A l’issue des travaux rentrant dans le cadre de la 61e réunion ministérielle de l’UNSAC (Comité consultatif permanent chargé des questions de sécurité en Afrique centrale) du vendredi 29 mai 2026, des recommandations ont été formulées. Parmi ces dernières figure, notamment, la nécessité pour les Etats, avec l’appui des partenaires, de s’attaquer aux causes profondes des conflits dont la pauvreté, le déficit de gouvernance en vue de parvenir à l’édification d’une Afrique centrale pacifique, stable, intégrée et prospère et résiliente au profit des peuples.

Selon la déclaration finale de la 61e réunion ministérielle de l’UNSAC, les participants ont réaffirmé leur détermination à la promotion d’une culture de paix, de dialogue, de tolérance, de coopération et de règlement pacifique des différends. Ils ont affirmé aussi le renforcement des mécanismes régionaux de prévention des conflits, de la diplomatie préventive, de la médiation, du dialogue politique au niveau de la sous-région. Ils ont souligné aussi le renforcement des systèmes d’alerte précoce, des capacités d’analyse stratégique et prospective ainsi que des mécanismes de réponse rapide aux risques et menaces susceptibles d’affecter la paix, la sécurité et la stabilité en Afrique centrale.

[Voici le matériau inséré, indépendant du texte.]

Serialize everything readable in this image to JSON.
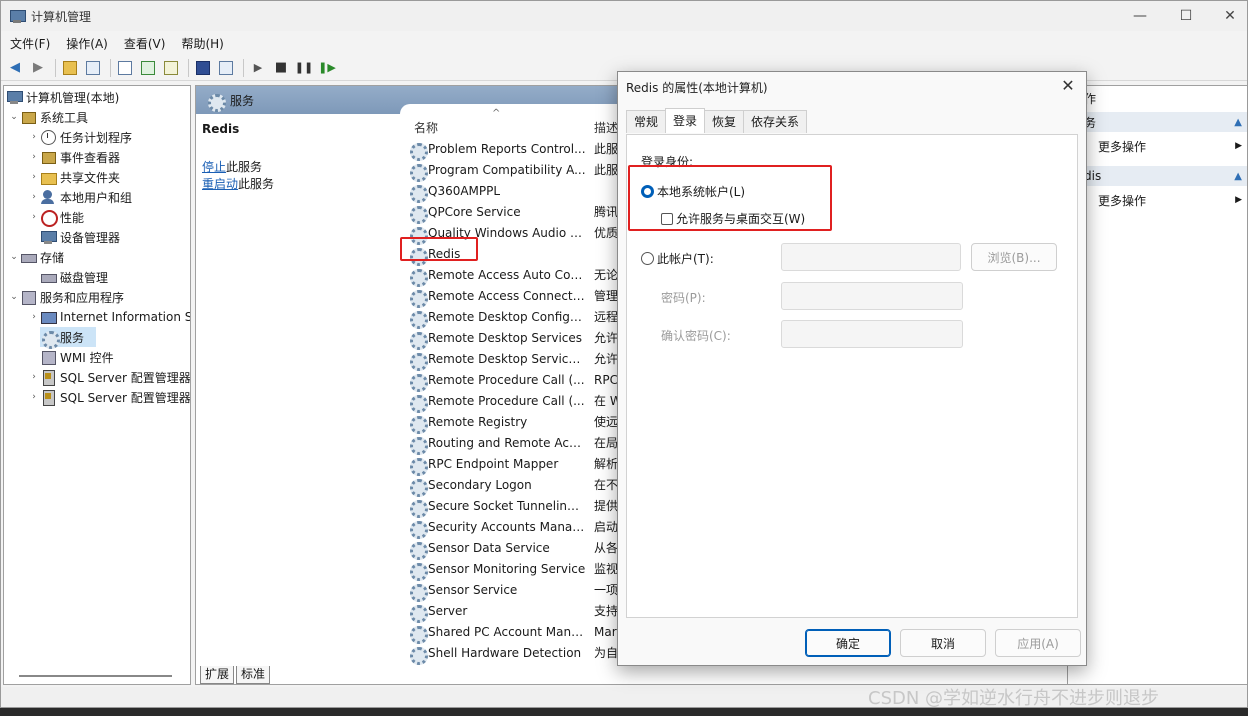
{
  "window": {
    "title": "计算机管理",
    "minimize": "—",
    "maximize": "☐",
    "close": "✕"
  },
  "menu": [
    "文件(F)",
    "操作(A)",
    "查看(V)",
    "帮助(H)"
  ],
  "tree": {
    "root": "计算机管理(本地)",
    "system_tools": "系统工具",
    "task_scheduler": "任务计划程序",
    "event_viewer": "事件查看器",
    "shared_folders": "共享文件夹",
    "local_users": "本地用户和组",
    "performance": "性能",
    "device_manager": "设备管理器",
    "storage": "存储",
    "disk_management": "磁盘管理",
    "services_apps": "服务和应用程序",
    "iis": "Internet Information S",
    "services": "服务",
    "wmi": "WMI 控件",
    "sql1": "SQL Server 配置管理器",
    "sql2": "SQL Server 配置管理器"
  },
  "content": {
    "header": "服务",
    "selected_name": "Redis",
    "stop_link": "停止",
    "stop_suffix": "此服务",
    "restart_link": "重启动",
    "restart_suffix": "此服务",
    "col_name": "名称",
    "col_desc": "描述",
    "sort_arrow": "^",
    "services": [
      {
        "name": "Problem Reports Control...",
        "desc": "此服"
      },
      {
        "name": "Program Compatibility A...",
        "desc": "此服"
      },
      {
        "name": "Q360AMPPL",
        "desc": ""
      },
      {
        "name": "QPCore Service",
        "desc": "腾讯"
      },
      {
        "name": "Quality Windows Audio V...",
        "desc": "优质"
      },
      {
        "name": "Redis",
        "desc": ""
      },
      {
        "name": "Remote Access Auto Con...",
        "desc": "无论"
      },
      {
        "name": "Remote Access Connecti...",
        "desc": "管理"
      },
      {
        "name": "Remote Desktop Configu...",
        "desc": "远程"
      },
      {
        "name": "Remote Desktop Services",
        "desc": "允许"
      },
      {
        "name": "Remote Desktop Service...",
        "desc": "允许"
      },
      {
        "name": "Remote Procedure Call (...",
        "desc": "RPC"
      },
      {
        "name": "Remote Procedure Call (...",
        "desc": "在 W"
      },
      {
        "name": "Remote Registry",
        "desc": "使远"
      },
      {
        "name": "Routing and Remote Acc...",
        "desc": "在局"
      },
      {
        "name": "RPC Endpoint Mapper",
        "desc": "解析"
      },
      {
        "name": "Secondary Logon",
        "desc": "在不"
      },
      {
        "name": "Secure Socket Tunneling ...",
        "desc": "提供"
      },
      {
        "name": "Security Accounts Manag...",
        "desc": "启动"
      },
      {
        "name": "Sensor Data Service",
        "desc": "从各"
      },
      {
        "name": "Sensor Monitoring Service",
        "desc": "监视"
      },
      {
        "name": "Sensor Service",
        "desc": "一项"
      },
      {
        "name": "Server",
        "desc": "支持"
      },
      {
        "name": "Shared PC Account Mana...",
        "desc": "Mar"
      },
      {
        "name": "Shell Hardware Detection",
        "desc": "为自"
      }
    ],
    "tab_extended": "扩展",
    "tab_standard": "标准"
  },
  "actions": {
    "header1": "务",
    "more1": "更多操作",
    "header2": "dis",
    "more2": "更多操作",
    "top": "作"
  },
  "dialog": {
    "title": "Redis 的属性(本地计算机)",
    "close": "✕",
    "tabs": [
      "常规",
      "登录",
      "恢复",
      "依存关系"
    ],
    "active_tab": 1,
    "logon_as": "登录身份:",
    "local_system": "本地系统帐户(L)",
    "allow_desktop": "允许服务与桌面交互(W)",
    "this_account": "此帐户(T):",
    "browse": "浏览(B)...",
    "password": "密码(P):",
    "confirm_password": "确认密码(C):",
    "ok": "确定",
    "cancel": "取消",
    "apply": "应用(A)"
  },
  "watermark": "CSDN @学如逆水行舟不进步则退步",
  "colors": {
    "accent": "#005fb8",
    "highlight": "#e02020",
    "header": "#7e99b9"
  }
}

D’autres recommandations concernent, notamment, l’appel au renforcement de la coopération transfrontalière pour lutter contre les groupes armés, les terroristes, le transport illicite d’armes de petit calibre, la traite des personnes et l’exploitation illicite des ressources naturelles et les autres formes de criminalités transnationales organisées. ila aussi l’encouragement d’une approche inclusive associant les gouvernements, les organisations régionales, les communautés locales, la société civile ainsi que les partenaires internationaux au processus de prévention, de médiation et de la consolidation de la paix.
Les participants ont également souligné la nécessité pour les Etats avec l’appui des partenaires, de s’attaquer aux causes profondes des conflits notamment la pauvreté, les inégalités, l’exclusion sociale, les tensions communautaires, les déficits de gouvernance, les vulnérabilités socio-économiques, les discours de haine et les défis liés à la gestion durable des ressources naturelles.
Le développement durable, la justice sociale, le respect de l’Etat de droit, la protection des droits humains, le renforcement des institutions et la résilience face au changement climatique demeurent essentiels à la prévention durable des conflits.
Bâtir une Afrique centrale paisible et prospère
Les Etats membres, avec l’appui des partenaires concernés ont été invités à assurer le suivi effectif et la mise en œuvre des recommandations issues de cette session. Ils ont réaffirmé leur détermination à bâtir une Afrique centrale paisible, stable, intégrée et prospère et résiliente au profit des peuples.
En clôturant les travaux, le ministre en charge des affaires étrangères, Edouard Bizimana a laissé entendre que lors des travaux de la 61e session de l’UNSAC, les discussions ont révélé que les défis auxquels l’Afrique centrale demeure confrontée dépassent les frontières nationales et appellent à des réponses collectives, coordonnées et solidaires. Selon lui, les menaces liées au terrorisme, à l’extrémisme violent, aux conflits persistants, aux déplacements forcés des populations, etc. exigent une vigilance constante et une coopération renforcée.